Thursday 12 November 2015

Jurisdiction in matters relating to a contract for the exchange of cryptocurrency units with traditional currencies

In my earlier post, I have argued that a contract for "the provision of services" within the meaning of Article 7(1)(b) of the Brussels I-bis Regulation should be interpreted as covering both a contract for the exchange of cryptocurrency units and traditional currencies and a contract for the storage of cryptocurrency units. On that reading, the Regulation would give jurisdiction to the courts for the place of provision of the services (For the text of Article 7(1), see my earlier post). This post will consider where that place is in the context of such contracts.
The first thing to note is that this question will not give rise to the same difficulty of localisation as the choice of law for proprietary issues (as to the latter, see my earlier post). This is because the provision of services can be localised in the physical world even if the services deal with cryptocurrencies. Thus, the exchange of cryptocurrency units with traditional currencies does not take place solely on the blockchain. It also involves a transfer of the traditional currency between the account of the user and that of the service provider. Indeed, all necessary operations will have to be conducted at physical location(s). The storage of cryptocurrency units, too, will necessitate crucial operations at physical location(s) such as the safe keeping of the private keys in cold storage.
In the language of Article 7(1)(b), the place of provision of the services is the place "where, under the contract, the services were provided or should have been provided." Interpreting the equivalent phrase for contracts for the sale of goods, the CJEU held that it should be understood to refer to the actual place of performance only where it was impossible to determine it on the basis of the contractual terms (Electrosteel Europe v Edil Centro (Case C-87/10) (2011)). It is hard to see why the same interpretation should not be applied to contracts for the provision of services. In the context of a contract for the exchange of cryptocurrency units with traditional currencies and a contract for the storage of cryptocurrency units, the physical location effecting the necessary operations described above may be indicated in the contract. The mentioning of the place of incorporation of the service provider or its postal contact address may not be sufficient.
Where the services are provided in several Member States, Article 7(1)(b) is to be understood to refer to the place of the main provision of services as it appears from the contractual terms or, in the absence of such terms, the actual performance of the contract. This is the interpretation taken by the CJEU in Wood Floor Solutions v Silva Trade (C-19/09) (2010). That case was concerned with a commercial agency contract and the CJEU added that where the place of the main provision of services could not be identified by either way, it should be deemed to be the place of the agent's domicile. Unlike an agency contract, which may involve various obligations, neither a contract for the exchange of cryptocurrency units with traditional currencies nor a contract for the storage of cryptocurrency units would be likely to cause difficulties in identifying the main provision of services.

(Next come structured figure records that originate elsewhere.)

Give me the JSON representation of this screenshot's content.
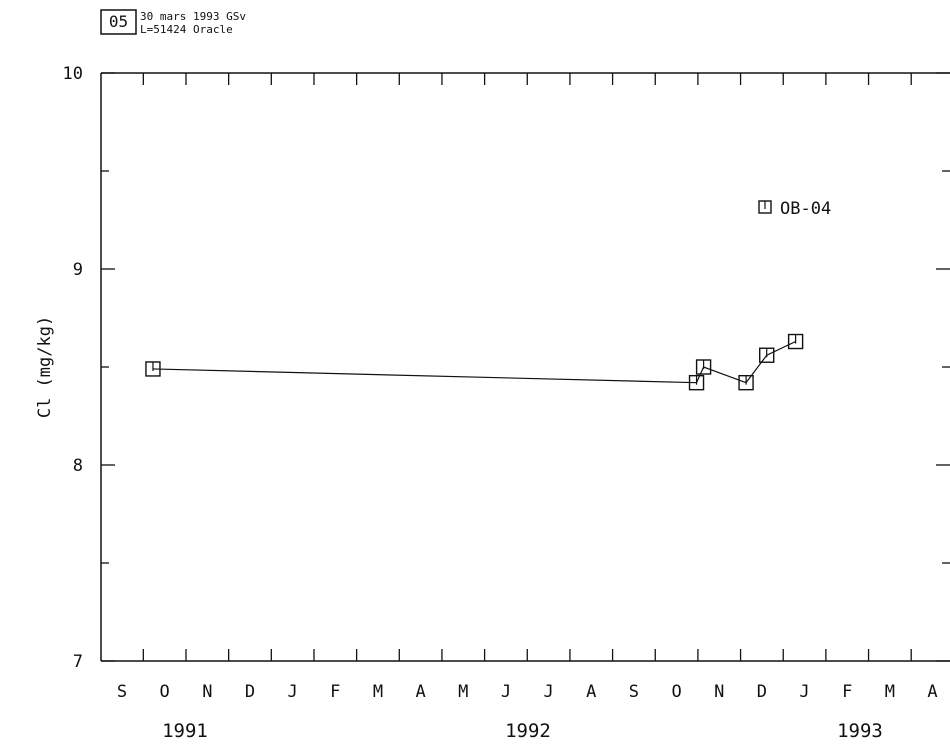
{
  "header": {
    "badge": "05",
    "line1": "30 mars 1993  GSv",
    "line2": "L=51424  Oracle"
  },
  "chart_data": {
    "type": "line",
    "ylabel": "Cl  (mg/kg)",
    "ylim": [
      7,
      10
    ],
    "y_ticks": [
      "7",
      "8",
      "9",
      "10"
    ],
    "x_start": "1991-09",
    "month_labels": [
      "S",
      "O",
      "N",
      "D",
      "J",
      "F",
      "M",
      "A",
      "M",
      "J",
      "J",
      "A",
      "S",
      "O",
      "N",
      "D",
      "J",
      "F",
      "M",
      "A"
    ],
    "year_labels": [
      "1991",
      "1992",
      "1993"
    ],
    "grid": false,
    "legend_position": "top-right",
    "series": [
      {
        "name": "OB-04",
        "marker": "square",
        "points": [
          {
            "x": "1991-10-08",
            "y": 8.49
          },
          {
            "x": "1992-10-31",
            "y": 8.42
          },
          {
            "x": "1992-11-05",
            "y": 8.5
          },
          {
            "x": "1992-12-05",
            "y": 8.42
          },
          {
            "x": "1992-12-20",
            "y": 8.56
          },
          {
            "x": "1993-01-10",
            "y": 8.63
          }
        ]
      }
    ]
  }
}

Finally, it should be noted that those contracts are likely to contain a choice-of-court agreement. If it is valid and effective under Article 26, it obviates the need to address all the complicated issues of interpretation arising under Article 7(1). A choice-of-court agreement is indeed generally concluded to avoid legal uncertainty. The User Agreement of Coinbase, for example, contains a choice-of-court clause in favour of the English courts. It should further be noted that special rules set forth in Section 4 of the Regulation are applicable if the contract is a consumer contract falling within the scope of their application.